Shihab Thangal: The healer-in-chief, the supreme guide, the most reverent counselor, the wisest of men… In him merge the secrets of ancestry and the exigencies of realpolitik, the mandate of faith and the burden of power. His official designation, the State president of IUML (Indian Union Muslim League), is an understatement.

And the House of Thangal in Panakkad is a statement of submission and salvation. He has just returned from a campaign tour in Thiruvananthapuram. Complaints, doubts, pain, disputes, worried matrimony and controlled faith are multiplying in the courtyard. He sits behind a table with scattered papers and soiled currency notes. The pen achieves a perfect harmony with the gold-rimmed glasses of Thangal.

Then Thangal listens to quiet whispers and tearful anxieties of the pilgrims – old women in purdah, young wives with tired children and thin travelers covered with dust. His words are salvation. And he rises from his seat to inaugurate a new jeep. Thangal sits on the passenger’s seat, his eyes break the glass shield and travel to the end of the horizon. The camera clicks. The driver turns the key.

Thangal retreats from the Thangal-struck. Entry to this drawing room is restricted to select visitors. In this spartan space, the only diversion is an aquarium of three fish.

The monosyllabic movement of Thangal’s lips is almost as quiet as the aquatic rhythm in the glass box. Thangal on social reform: “Malabar Muslims are not so backward. We have schools with the agenda of reformation”. Thangal on the issue of Muslims as the victims of Muslim leaders: “That happens only in north India”.

And Thangal is the only man in Muslim League who doesn’t have to contest an election to remain the paramount leader of the League. The party has two Lok Sabha seats both in Kerala. Bombay’s Banatwala reaches Parliament through Ponnani in Malabar. The nationalism of Muslim League is another word for the sub rural backwardness of Malappuram. Or, it is as remote as Panakkad. Its author is a man who has the mandate of a million hearts. One of the most powerful men in political Islam lives in the periphery of a State where Muslims constitute a meager 20 per cent of the population.
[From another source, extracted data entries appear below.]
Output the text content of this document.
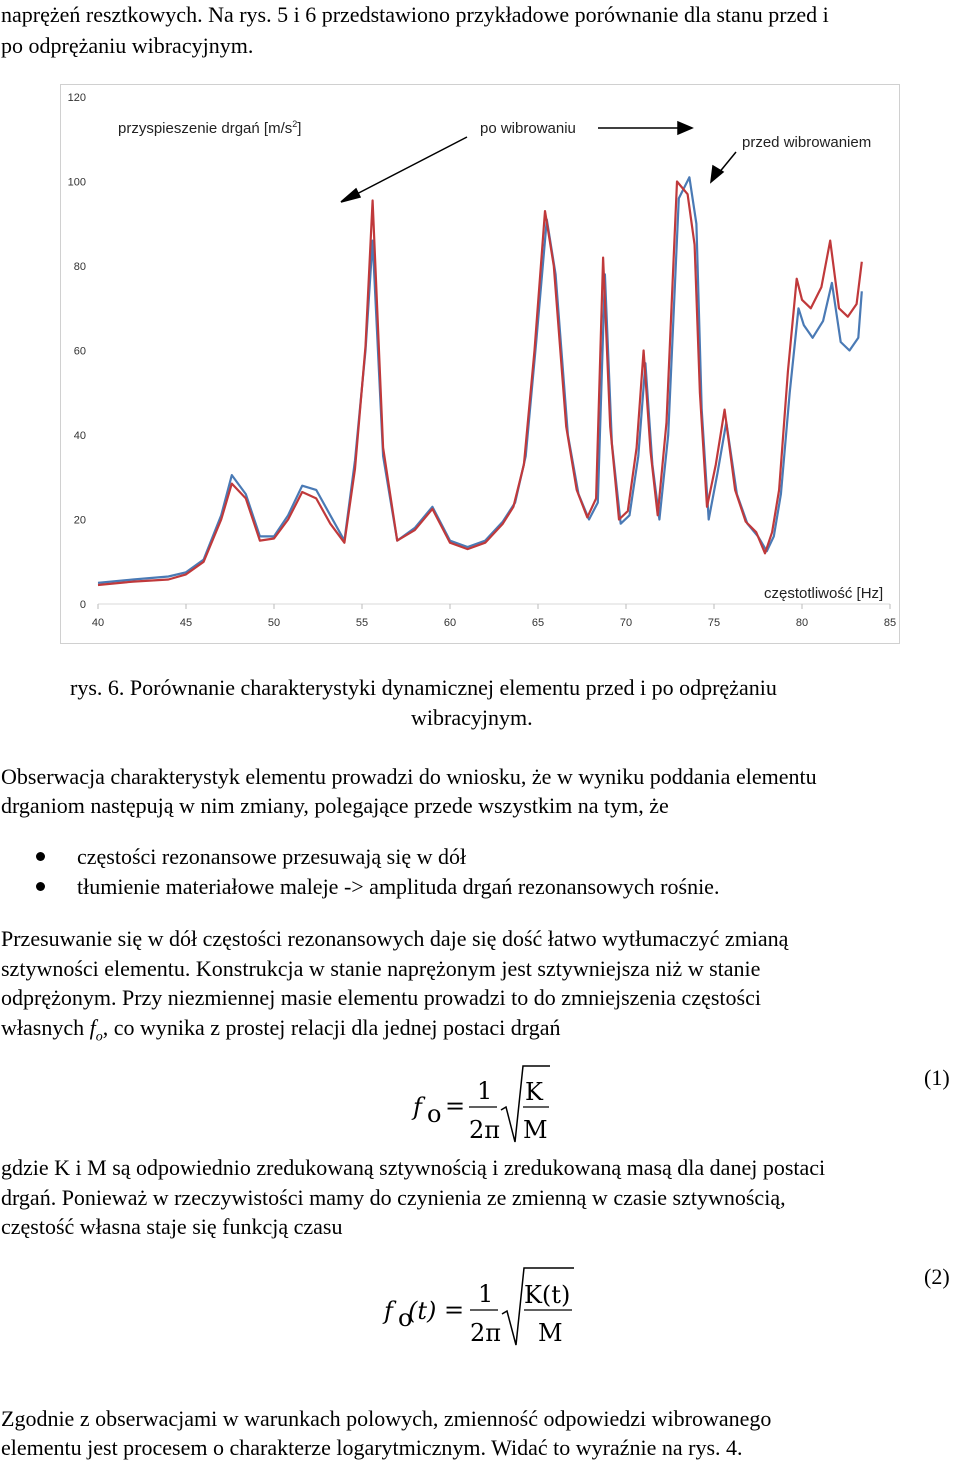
naprężeń resztkowych. Na rys. 5 i 6 przedstawiono przykładowe porównanie dla stanu przed i
po odprężaniu wibracyjnym.
0
20
40
60
80
100
120
40	45	50	55	60	65	70	75	80	85
przyspieszenie drgań $[m/s^2]$	po wibrowaniu
przed wibrowaniem
częstotliwość [Hz]
rys. 6. Porównanie charakterystyki dynamicznej elementu przed i po odprężaniu
wibracyjnym.
Obserwacja charakterystyk elementu prowadzi do wniosku, że w wyniku poddania elementu
drganiom następują w nim zmiany, polegające przede wszystkim na tym, że
częstości rezonansowe przesuwają się w dół
tłumienie materiałowe maleje -> amplituda drgań rezonansowych rośnie.
Przesuwanie się w dół częstości rezonansowych daje się dość łatwo wytłumaczyć zmianą
sztywności elementu. Konstrukcja w stanie naprężonym jest sztywniejsza niż w stanie
odprężonym. Przy niezmiennej masie elementu prowadzi to do zmniejszenia częstości
własnych $f_o$, co wynika z prostej relacji dla jednej postaci drgań
f o =
1
2π
K
M
(1)
gdzie K i M są odpowiednio zredukowaną sztywnością i zredukowaną masą dla danej postaci
drgań. Ponieważ w rzeczywistości mamy do czynienia ze zmienną w czasie sztywnością,
częstość własna staje się funkcją czasu
f o
(t) =
1
2π
K(t)
M
(2)
Zgodnie z obserwacjami w warunkach polowych, zmienność odpowiedzi wibrowanego
elementu jest procesem o charakterze logarytmicznym. Widać to wyraźnie na rys. 4.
Thangal’s power is spiritual, ancestral and political. It started five generations ago, when the first Thangals landed in Valapattanam from Yemen. They traveled to Calicut, then to Malappuram, as learned men of healing. And it was a saga of sacrifice and endurance. “In the early ’20s, my great grandfather was banished by the British”. Shihab Thangal inherited the spiritual as well as the political mantle of the Thangal magic from his late father, Syed Ahmed Pookoya Thangal. But this Thangal, now washed in pre-inaugural cologne, has seen the world beyond Malappuram. “For eight years from 1958, I studied at the Cairo University”.

The rustle of salvation grows in the courtyard. And Shihab Thangal has to go. Bakeries are waiting. Jewelleries are waiting. Candidates are waiting. You take leave, thank him for the rarest of bananas he offered, for that tea flavored with the finest spices of Malabar. The House of Thangal, as Alavi, for forty years the manager of ceremony here, says, is an open house. And this house has reduced the distance between religion and politics. The IUML is a party of permanent power, and Thangal knows that power alone ensures the relevance of his party.

Panakkad Shihab Thangal is power. The air released from his mouth livens the soiled reputation of League politics in Kerala.